Buste paga e contratti collettivi: una specializzazione indispensabile

Nel diritto del lavoro, applicare correttamente i contratti collettivi e redigere le buste paga con precisione non è un dettaglio: è una linea di confine tra la tutela dei diritti e il rischio concreto di contenziosi. Per il lavoratore significa poter confidare che chi legge quei numeri veda anche ciò che non è detto: scatti di anzianità, indennità, straordinari, clausole contrattuali speciali — tutto ciò che si nasconde dietro le cifre.
Per l’azienda, invece, un errore — anche minimo — può costare doppiamente: dovrà ripagare somme già versate in difetto e versare differenze che il giudice riconosce per mancata corretta applicazione del contratto collettivo.
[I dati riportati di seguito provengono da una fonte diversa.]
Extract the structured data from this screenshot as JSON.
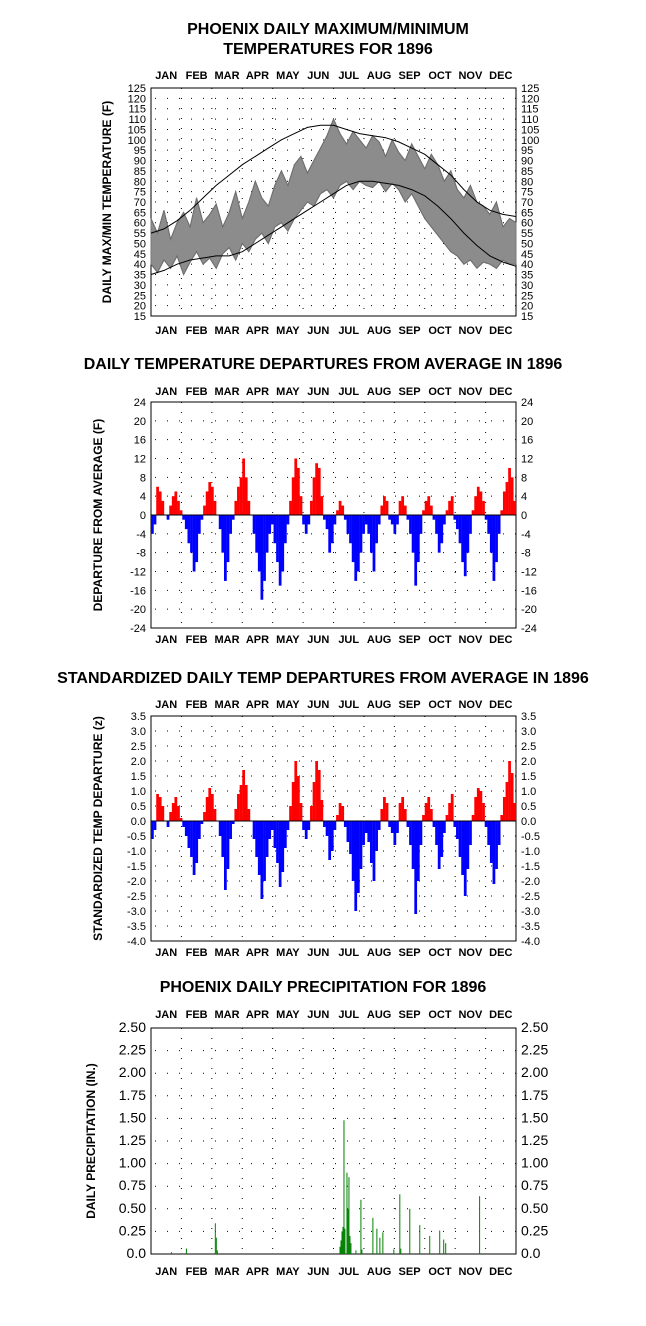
{
  "chart_data": [
    {
      "type": "area",
      "title": [
        "PHOENIX DAILY MAXIMUM/MINIMUM",
        "TEMPERATURES FOR 1896"
      ],
      "ylabel": "DAILY MAX/MIN TEMPERATURE (F)",
      "months": [
        "JAN",
        "FEB",
        "MAR",
        "APR",
        "MAY",
        "JUN",
        "JUL",
        "AUG",
        "SEP",
        "OCT",
        "NOV",
        "DEC"
      ],
      "ylim": [
        15,
        125
      ],
      "yticks": [
        15,
        20,
        25,
        30,
        35,
        40,
        45,
        50,
        55,
        60,
        65,
        70,
        75,
        80,
        85,
        90,
        95,
        100,
        105,
        110,
        115,
        120,
        125
      ],
      "grid": "dotted",
      "series": [
        {
          "values": [
            55,
            57,
            61,
            66,
            72,
            78,
            83,
            88,
            92,
            96,
            100,
            103,
            106,
            107,
            107,
            105,
            103,
            102,
            101,
            99,
            96,
            93,
            88,
            83,
            76,
            70,
            66,
            64,
            63
          ],
          "color": "#000000"
        },
        {
          "values": [
            35,
            37,
            40,
            42,
            43,
            44,
            44,
            46,
            50,
            54,
            58,
            62,
            66,
            70,
            74,
            78,
            80,
            80,
            79,
            78,
            76,
            73,
            68,
            62,
            55,
            49,
            44,
            41,
            39
          ],
          "color": "#000000"
        },
        {
          "values": [
            62,
            55,
            66,
            52,
            60,
            65,
            58,
            72,
            60,
            64,
            69,
            58,
            65,
            75,
            62,
            70,
            80,
            72,
            68,
            78,
            85,
            78,
            88,
            92,
            84,
            90,
            96,
            102,
            110,
            103,
            98,
            104,
            100,
            96,
            102,
            99,
            92,
            100,
            94,
            90,
            98,
            92,
            86,
            93,
            88,
            80,
            85,
            76,
            72,
            78,
            70,
            68,
            64,
            70,
            58,
            62,
            60
          ],
          "color": "#808080"
        },
        {
          "values": [
            40,
            36,
            42,
            38,
            44,
            35,
            41,
            46,
            40,
            43,
            38,
            45,
            48,
            42,
            50,
            46,
            52,
            55,
            50,
            58,
            60,
            56,
            62,
            66,
            70,
            68,
            74,
            76,
            72,
            78,
            80,
            76,
            80,
            78,
            77,
            80,
            75,
            79,
            76,
            70,
            74,
            68,
            62,
            58,
            54,
            50,
            46,
            44,
            40,
            42,
            38,
            41,
            40,
            38,
            42,
            40,
            40
          ],
          "color": "#808080"
        }
      ]
    },
    {
      "type": "bar",
      "title": "DAILY TEMPERATURE DEPARTURES FROM AVERAGE IN 1896",
      "ylabel": "DEPARTURE FROM AVERAGE (F)",
      "months": [
        "JAN",
        "FEB",
        "MAR",
        "APR",
        "MAY",
        "JUN",
        "JUL",
        "AUG",
        "SEP",
        "OCT",
        "NOV",
        "DEC"
      ],
      "ylim": [
        -24,
        24
      ],
      "yticks": [
        24,
        20,
        16,
        12,
        8,
        4,
        0,
        -4,
        -8,
        -12,
        -16,
        -20,
        -24
      ],
      "grid": "dotted",
      "colors": {
        "positive": "#ff0000",
        "negative": "#0000ff"
      },
      "values": [
        -4,
        -2,
        6,
        5,
        3,
        0,
        -1,
        2,
        4,
        5,
        3,
        1,
        -1,
        -3,
        -6,
        -8,
        -12,
        -10,
        -4,
        -1,
        2,
        5,
        7,
        6,
        3,
        0,
        -3,
        -8,
        -14,
        -10,
        -4,
        -1,
        3,
        6,
        8,
        12,
        8,
        3,
        0,
        -4,
        -8,
        -12,
        -18,
        -14,
        -8,
        -4,
        -2,
        -6,
        -10,
        -15,
        -12,
        -6,
        -2,
        3,
        8,
        12,
        10,
        4,
        -2,
        -4,
        -2,
        3,
        8,
        11,
        10,
        4,
        -1,
        -3,
        -8,
        -6,
        -2,
        1,
        3,
        2,
        -1,
        -4,
        -6,
        -10,
        -14,
        -12,
        -8,
        -4,
        -2,
        -4,
        -8,
        -12,
        -6,
        -2,
        2,
        4,
        3,
        -1,
        -2,
        -4,
        -2,
        3,
        4,
        2,
        -1,
        -4,
        -8,
        -15,
        -10,
        -4,
        1,
        3,
        4,
        2,
        -1,
        -4,
        -8,
        -6,
        -2,
        1,
        3,
        4,
        -1,
        -3,
        -6,
        -10,
        -13,
        -8,
        -4,
        1,
        4,
        6,
        5,
        3,
        -1,
        -4,
        -8,
        -14,
        -10,
        -4,
        1,
        5,
        7,
        10,
        8,
        3
      ]
    },
    {
      "type": "bar",
      "title": "STANDARDIZED DAILY TEMP DEPARTURES FROM AVERAGE IN 1896",
      "ylabel": "STANDARDIZED TEMP DEPARTURE (z)",
      "months": [
        "JAN",
        "FEB",
        "MAR",
        "APR",
        "MAY",
        "JUN",
        "JUL",
        "AUG",
        "SEP",
        "OCT",
        "NOV",
        "DEC"
      ],
      "ylim": [
        -4.0,
        3.5
      ],
      "yticks": [
        "3.5",
        "3.0",
        "2.5",
        "2.0",
        "1.5",
        "1.0",
        "0.5",
        "0.0",
        "-0.5",
        "-1.0",
        "-1.5",
        "-2.0",
        "-2.5",
        "-3.0",
        "-3.5",
        "-4.0"
      ],
      "grid": "dotted",
      "colors": {
        "positive": "#ff0000",
        "negative": "#0000ff"
      },
      "values": [
        -0.6,
        -0.3,
        0.9,
        0.8,
        0.5,
        0.0,
        -0.2,
        0.3,
        0.6,
        0.8,
        0.5,
        0.1,
        -0.2,
        -0.5,
        -0.9,
        -1.2,
        -1.8,
        -1.4,
        -0.6,
        -0.1,
        0.3,
        0.8,
        1.1,
        0.9,
        0.4,
        0.0,
        -0.5,
        -1.2,
        -2.3,
        -1.6,
        -0.6,
        -0.1,
        0.4,
        0.9,
        1.2,
        1.7,
        1.2,
        0.4,
        0.0,
        -0.6,
        -1.2,
        -1.8,
        -2.6,
        -2.0,
        -1.2,
        -0.6,
        -0.3,
        -0.9,
        -1.4,
        -2.2,
        -1.7,
        -0.9,
        -0.3,
        0.5,
        1.3,
        2.0,
        1.5,
        0.6,
        -0.3,
        -0.6,
        -0.3,
        0.5,
        1.3,
        2.0,
        1.7,
        0.7,
        -0.2,
        -0.5,
        -1.3,
        -1.0,
        -0.3,
        0.2,
        0.6,
        0.5,
        -0.2,
        -0.7,
        -1.1,
        -2.0,
        -3.0,
        -2.4,
        -1.6,
        -0.8,
        -0.4,
        -0.7,
        -1.4,
        -2.0,
        -1.0,
        -0.3,
        0.4,
        0.8,
        0.6,
        -0.2,
        -0.4,
        -0.8,
        -0.4,
        0.6,
        0.8,
        0.4,
        -0.2,
        -0.8,
        -1.6,
        -3.1,
        -2.0,
        -0.8,
        0.2,
        0.6,
        0.8,
        0.4,
        -0.2,
        -0.8,
        -1.6,
        -1.2,
        -0.4,
        0.2,
        0.6,
        0.9,
        -0.2,
        -0.6,
        -1.2,
        -1.8,
        -2.5,
        -1.6,
        -0.8,
        0.2,
        0.8,
        1.1,
        1.0,
        0.6,
        -0.2,
        -0.8,
        -1.4,
        -2.1,
        -1.6,
        -0.8,
        0.2,
        0.8,
        1.3,
        2.0,
        1.6,
        0.6
      ]
    },
    {
      "type": "bar",
      "title": "PHOENIX DAILY PRECIPITATION FOR 1896",
      "ylabel": "DAILY PRECIPITATION (IN.)",
      "months": [
        "JAN",
        "FEB",
        "MAR",
        "APR",
        "MAY",
        "JUN",
        "JUL",
        "AUG",
        "SEP",
        "OCT",
        "NOV",
        "DEC"
      ],
      "ylim": [
        0,
        2.5
      ],
      "yticks": [
        "2.50",
        "2.25",
        "2.00",
        "1.75",
        "1.50",
        "1.25",
        "1.00",
        "0.75",
        "0.50",
        "0.25",
        "0.0"
      ],
      "grid": "dotted",
      "colors": {
        "bars": "#008000"
      },
      "points": [
        {
          "day": 20,
          "value": 0.02
        },
        {
          "day": 35,
          "value": 0.06
        },
        {
          "day": 64,
          "value": 0.34
        },
        {
          "day": 65,
          "value": 0.18
        },
        {
          "day": 66,
          "value": 0.04
        },
        {
          "day": 189,
          "value": 0.08
        },
        {
          "day": 190,
          "value": 0.15
        },
        {
          "day": 191,
          "value": 0.25
        },
        {
          "day": 192,
          "value": 0.3
        },
        {
          "day": 193,
          "value": 1.48
        },
        {
          "day": 194,
          "value": 0.28
        },
        {
          "day": 196,
          "value": 0.9
        },
        {
          "day": 197,
          "value": 0.5
        },
        {
          "day": 198,
          "value": 0.85
        },
        {
          "day": 199,
          "value": 0.2
        },
        {
          "day": 200,
          "value": 0.12
        },
        {
          "day": 205,
          "value": 0.04
        },
        {
          "day": 210,
          "value": 0.6
        },
        {
          "day": 211,
          "value": 0.05
        },
        {
          "day": 222,
          "value": 0.4
        },
        {
          "day": 226,
          "value": 0.28
        },
        {
          "day": 229,
          "value": 0.18
        },
        {
          "day": 232,
          "value": 0.24
        },
        {
          "day": 243,
          "value": 0.05
        },
        {
          "day": 249,
          "value": 0.66
        },
        {
          "day": 250,
          "value": 0.06
        },
        {
          "day": 259,
          "value": 0.5
        },
        {
          "day": 269,
          "value": 0.32
        },
        {
          "day": 279,
          "value": 0.2
        },
        {
          "day": 289,
          "value": 0.26
        },
        {
          "day": 293,
          "value": 0.16
        },
        {
          "day": 295,
          "value": 0.12
        },
        {
          "day": 329,
          "value": 0.64
        }
      ]
    }
  ]
}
In altri termini: un “risparmio scorretto” oggi può trasformarsi in un esborso ben più grave domani.
Ecco perché la specializzazione tecnica in contratti collettivi e paghe non è una mera opzione: è un’assicurazione per chi tutela i diritti dei lavoratori e una protezione per chi assume l’onere della compliance aziendale.

 

 

  La nostra forza: istituti retributivi  e numeri, un sapere unitario

 Leggere e interpretare le previsioni economiche di un contratto collettivo non è mai semplice. Non basta scorrere le tabelle: occorre   tradurre principi giuridici astratti nei calcoli che incidono sui diversi istituti retributivi. È un passaggio complesso, che richiede   conoscenza tecnica e visione giuridica.
 La difficoltà sta proprio qui: coniugare l’astrattezza del concetto con la concretezza del numero. È un’operazione che non può essere   spezzata, né divisa tra più mani. Se la si frammenta, si rischia di perdere la piena comprensione del sistema.
La nostra forza nasce da questa consapevolezza: costruiamo in modo unitario istituti giuridici e proiezioni economiche, senza scollature tra teoria e pratica. Diritto del lavoro e numeri camminano insieme, in un’unica lettura. Ed è proprio questa integrazione che rende il nostro lavoro affidabile, solido e capace di dare risposte certe a lavoratori e imprese.